The crush of residential property foreclosures may be slowing, but local brokers say they’re expecting a wave of retail, office and industrial property defaults in the coming months.
“We’ve only just started,” said John Robinson, a principle in the local office of Jones Lang LaSalle.
Many of the foreclosures are expected to come in the fourth quarter of this year, or in early 2010, as owners struggle to refinance debt and payoff substantial loans.
Retail properties facing an exodus of tenants may feel the brunt of the foreclosure pain, said Rebecca L. Wells, a vice president in the industrial services group of Colliers Turley Martin Tucker. When one anchor retailer leaves, others can often follow suit through lease provisions, she said.
“It just becomes a domino effect,” she said.
Office buildings and industrial properties are also at risk, especially if they took out short-term loans in the flush times three years ago, Robinson said.

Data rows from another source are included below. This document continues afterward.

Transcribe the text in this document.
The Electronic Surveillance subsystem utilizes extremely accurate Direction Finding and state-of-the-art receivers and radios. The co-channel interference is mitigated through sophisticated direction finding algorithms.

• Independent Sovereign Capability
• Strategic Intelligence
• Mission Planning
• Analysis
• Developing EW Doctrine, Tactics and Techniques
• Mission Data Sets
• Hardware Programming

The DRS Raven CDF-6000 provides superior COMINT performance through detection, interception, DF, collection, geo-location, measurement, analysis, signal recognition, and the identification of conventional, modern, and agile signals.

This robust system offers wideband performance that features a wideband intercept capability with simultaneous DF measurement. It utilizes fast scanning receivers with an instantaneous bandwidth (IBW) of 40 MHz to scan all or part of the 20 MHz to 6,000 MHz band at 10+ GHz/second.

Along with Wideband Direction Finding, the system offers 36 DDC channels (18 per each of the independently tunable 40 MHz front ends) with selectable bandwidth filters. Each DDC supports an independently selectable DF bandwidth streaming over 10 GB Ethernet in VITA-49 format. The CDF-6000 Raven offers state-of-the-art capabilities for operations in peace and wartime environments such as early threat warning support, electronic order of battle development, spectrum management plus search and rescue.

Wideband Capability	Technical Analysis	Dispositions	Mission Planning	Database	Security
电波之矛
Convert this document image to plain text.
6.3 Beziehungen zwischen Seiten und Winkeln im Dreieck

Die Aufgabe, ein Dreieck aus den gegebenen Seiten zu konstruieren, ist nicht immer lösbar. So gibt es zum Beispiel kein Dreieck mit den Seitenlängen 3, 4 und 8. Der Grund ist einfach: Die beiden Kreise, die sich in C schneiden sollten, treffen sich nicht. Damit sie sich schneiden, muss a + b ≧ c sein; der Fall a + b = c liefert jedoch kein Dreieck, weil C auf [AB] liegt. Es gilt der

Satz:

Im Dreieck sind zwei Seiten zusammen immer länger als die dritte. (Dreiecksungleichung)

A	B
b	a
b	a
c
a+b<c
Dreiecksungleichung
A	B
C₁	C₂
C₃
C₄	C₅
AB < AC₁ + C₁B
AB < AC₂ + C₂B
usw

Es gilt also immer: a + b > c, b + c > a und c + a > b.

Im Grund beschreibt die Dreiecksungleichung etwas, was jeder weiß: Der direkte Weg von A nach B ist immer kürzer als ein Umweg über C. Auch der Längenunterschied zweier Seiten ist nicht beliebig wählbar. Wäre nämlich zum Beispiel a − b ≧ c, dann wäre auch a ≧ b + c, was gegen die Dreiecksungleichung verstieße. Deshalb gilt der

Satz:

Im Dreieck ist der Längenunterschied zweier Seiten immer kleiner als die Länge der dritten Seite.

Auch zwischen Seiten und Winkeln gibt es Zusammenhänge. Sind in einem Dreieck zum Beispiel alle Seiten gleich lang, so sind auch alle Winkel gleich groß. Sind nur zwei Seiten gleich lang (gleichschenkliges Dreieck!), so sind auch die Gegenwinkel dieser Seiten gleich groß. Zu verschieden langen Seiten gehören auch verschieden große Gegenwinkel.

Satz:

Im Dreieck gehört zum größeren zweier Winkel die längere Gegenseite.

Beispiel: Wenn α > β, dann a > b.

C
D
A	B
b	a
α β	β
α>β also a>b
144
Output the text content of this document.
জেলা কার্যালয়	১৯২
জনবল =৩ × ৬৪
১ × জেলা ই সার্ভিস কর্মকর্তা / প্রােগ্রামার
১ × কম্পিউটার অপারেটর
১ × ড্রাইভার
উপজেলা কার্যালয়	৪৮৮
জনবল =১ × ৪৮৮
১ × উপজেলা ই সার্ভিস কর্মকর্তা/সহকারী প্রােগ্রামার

When such aggressive loans mature, “people are going to be stranded,” he said.
That’s because, with the frozen capital markets, investors and property owners can no longer easily refinance loans as in the past.
Steve LaMotte, a senior vice president with CB Richard Ellis, said that problem may be especially troubling for the owners of multi-family housing, who expected to be able to refinance loans made in the late ’90s.
He said he expects to see a wave of apartment complex foreclosures beginning in the summer.
Class C properties will likely be the first to go, yet he said some of those would have defaulted even in stable economic times because of operational problems at the property level.
But LaMotte expects to see higher quality apartment complexes default in 2010 and 2011, too, as investors struggle to meet loan covenants or refinance debt payments.
“It’s very much a concern or an opportunity,” he said, depending on the perspective.
Buyers with cash might find some substantial bargains in the multi-family housing sector, he said, while owners may be forced to sell properties at a discount.
Overall values in the market could also slide if the number of foreclosures increases, LaMotte said.
“If we start to see a number of defaults, whether they’re payment defaults or maturity defaults and those properties subsequently come to market … it has the potential to further erode value,” he said.
As of Monday evening, LaMotte said a total of 34 multi-family and commercial properties were in danger of foreclosure in the Indianapolis area, citing internal CB Richard Ellis statistics. Those figures include only properties tied to commercial mortgage-backed securities, or loans that were made by conduit lenders and later securitized on Wall Street.
This group of loans comprises only about one-fourth of the $3.5 trillion in commercial debt outstanding, LaMotte said.
Joe DeHaven, president and CEO of the Indiana Bankers Association, said many of the problems facing commercial real estate likely won’t be resolved until unemployment stabilizes.
“My assumption is that we will not reach the bottom-particularly on the commercial real estate end-until we see unemployment bottom,” he said. “I don’t know when that will be.”